The Court is similarly unconvinced by Challener's argument that Count I of the Second Amended Complaint should be dismissed for failure to comply with FED.R.CIV.P. 9's heightened pleading requirement for fraud actions. While, the Court notes that, as pointed out by Z&M, Count I is not technically based on a fraud theory, (Docket No. 13 at ¶¶28-31), it does allege fraudulent transfers occurred, (Id. at ¶7). As such, to the extent fraud may need to be proven to establish an element of Plaintiff's case, the Court will analyze Challener's argument. Rule 9(b) requires "[i]n alleging fraud or mistake, a party must state with particularity the circumstances constituting fraud or mistake." FED.R.CIV.P. 9(b). The Third Circuit has found a Complaint in conformity with Rule 9(b)'s requirements when it "alleged the acts involved and the people [Plaintiffs] believe committed them." Petro-Tech, Inc. v. W. Co. of N. Am., 824 F.2d 1349, 1362 (3d Cir. 1987). In its Second Amended Complaint, Z&M specifically identified fourteen pieces of farm equipment, including serial numbers for many. (Docket No. 13 at ¶8). It alleges that McLaren transferred all of that equipment to Challener. (Id. at 7). Z&M also provides a timeframe that the transfers occurred. (Id. ).

"The purpose of Rule 9(b) is to provide notice, not to test the factual allegations of the claim." Morganroth & Morganroth v.
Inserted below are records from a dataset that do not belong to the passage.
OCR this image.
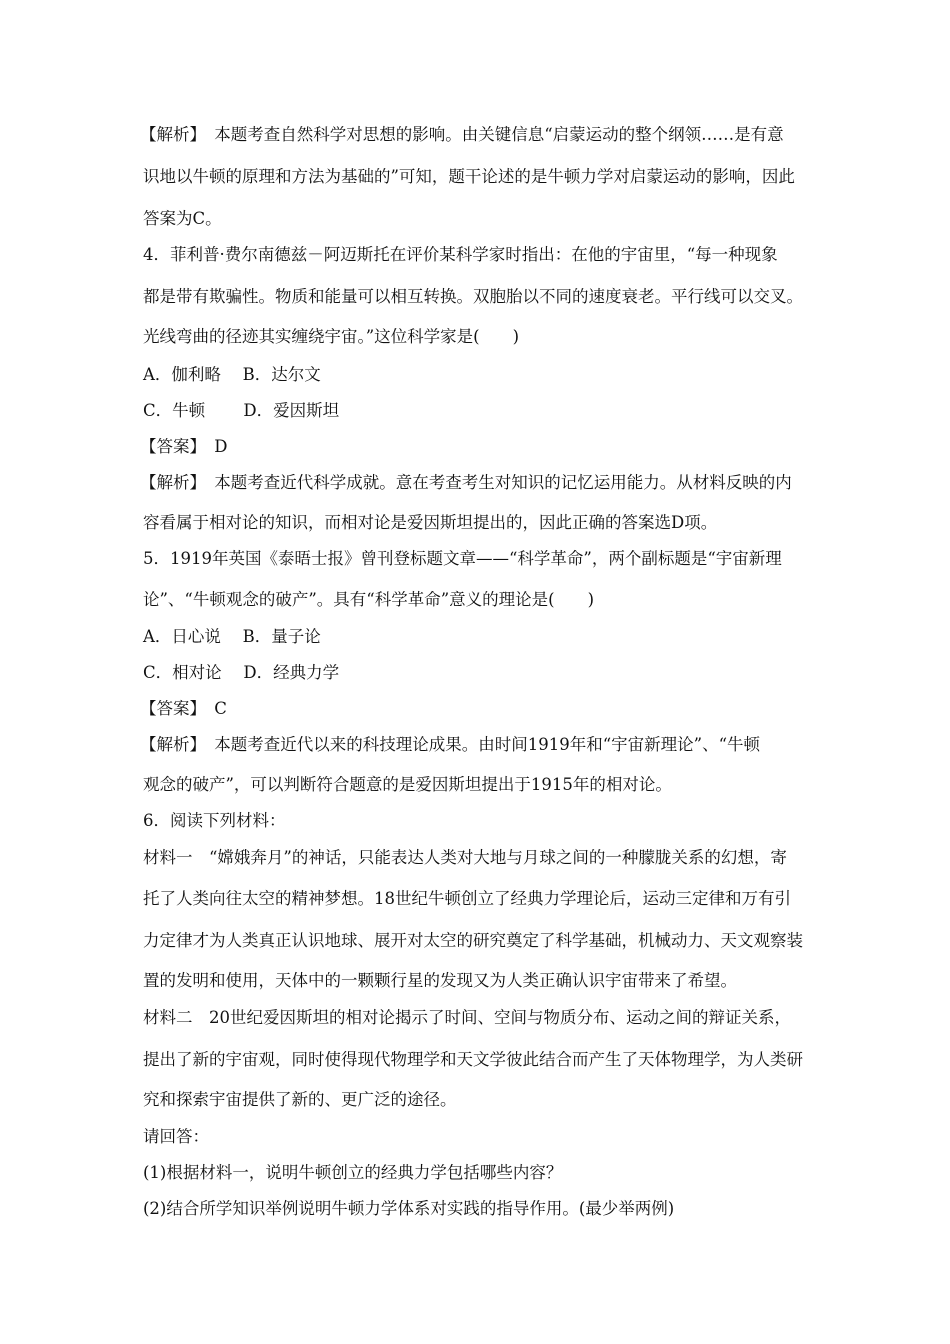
【解析】　本题考查自然科学对思想的影响。由关键信息“启蒙运动的整个纲领……是有意
识地以牛顿的原理和方法为基础的”可知，题干论述的是牛顿力学对启蒙运动的影响，因此
答案为C。
4．菲利普·费尔南德兹－阿迈斯托在评价某科学家时指出：在他的宇宙里，“每一种现象
都是带有欺骗性。物质和能量可以相互转换。双胞胎以不同的速度衰老。平行线可以交叉。
光线弯曲的径迹其实缠绕宇宙。”这位科学家是(　　)
A．伽利略　 B．达尔文
C．牛顿　　 D．爱因斯坦
【答案】　D
【解析】　本题考查近代科学成就。意在考查考生对知识的记忆运用能力。从材料反映的内
容看属于相对论的知识，而相对论是爱因斯坦提出的，因此正确的答案选D项。
5．1919年英国《泰晤士报》曾刊登标题文章——“科学革命”，两个副标题是“宇宙新理
论”、“牛顿观念的破产”。具有“科学革命”意义的理论是(　　)
A．日心说　 B．量子论
C．相对论　 D．经典力学
【答案】　C
【解析】　本题考查近代以来的科技理论成果。由时间1919年和“宇宙新理论”、“牛顿
观念的破产”，可以判断符合题意的是爱因斯坦提出于1915年的相对论。
6．阅读下列材料：
材料一　“嫦娥奔月”的神话，只能表达人类对大地与月球之间的一种朦胧关系的幻想，寄
托了人类向往太空的精神梦想。18世纪牛顿创立了经典力学理论后，运动三定律和万有引
力定律才为人类真正认识地球、展开对太空的研究奠定了科学基础，机械动力、天文观察装
置的发明和使用，天体中的一颗颗行星的发现又为人类正确认识宇宙带来了希望。
材料二　20世纪爱因斯坦的相对论揭示了时间、空间与物质分布、运动之间的辩证关系，
提出了新的宇宙观，同时使得现代物理学和天文学彼此结合而产生了天体物理学，为人类研
究和探索宇宙提供了新的、更广泛的途径。
请回答：
(1)根据材料一，说明牛顿创立的经典力学包括哪些内容？
(2)结合所学知识举例说明牛顿力学体系对实践的指导作用。(最少举两例)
Norris, McLaughlin & Marcus, P.C., 331 F.3d 406, 414 n.2 (3d Cir. 2003) (citing Gutman v. Howard Sav. Bank, 748 F.Supp. 254, 257 (D.N.J. 1990). In short, the Second Amended Complaint alleges the "who, what, when, and where" of the transfers at issue. Given that Defendant was a party to each of the transfers at issue, which, again, are all detailed in the Second Amended Complaint, he has been provided more than sufficient notice of the claim against him. As such, the Court believes Z&M's Second Amended Complaint meets Rule 9(b)'s requirements.

V. Conclusion

AND NOW, this 14th day of April, 2015, upon consideration of the pending Partial Motion to Dismiss, (Docket No. [15]), the Brief in support thereof, (Docket No. [16]), the Brief in Opposition, (Docket No. [19]), and for the foregoing reasons,

IT IS HEREBY ORDERED that the Partial Motion to Dismiss, (Docket No. [15]), is DENIED.

IT IS FURTHER ORDERED that Defendant shall file his Answer to the Second Amended Complaint by April 28, 2015.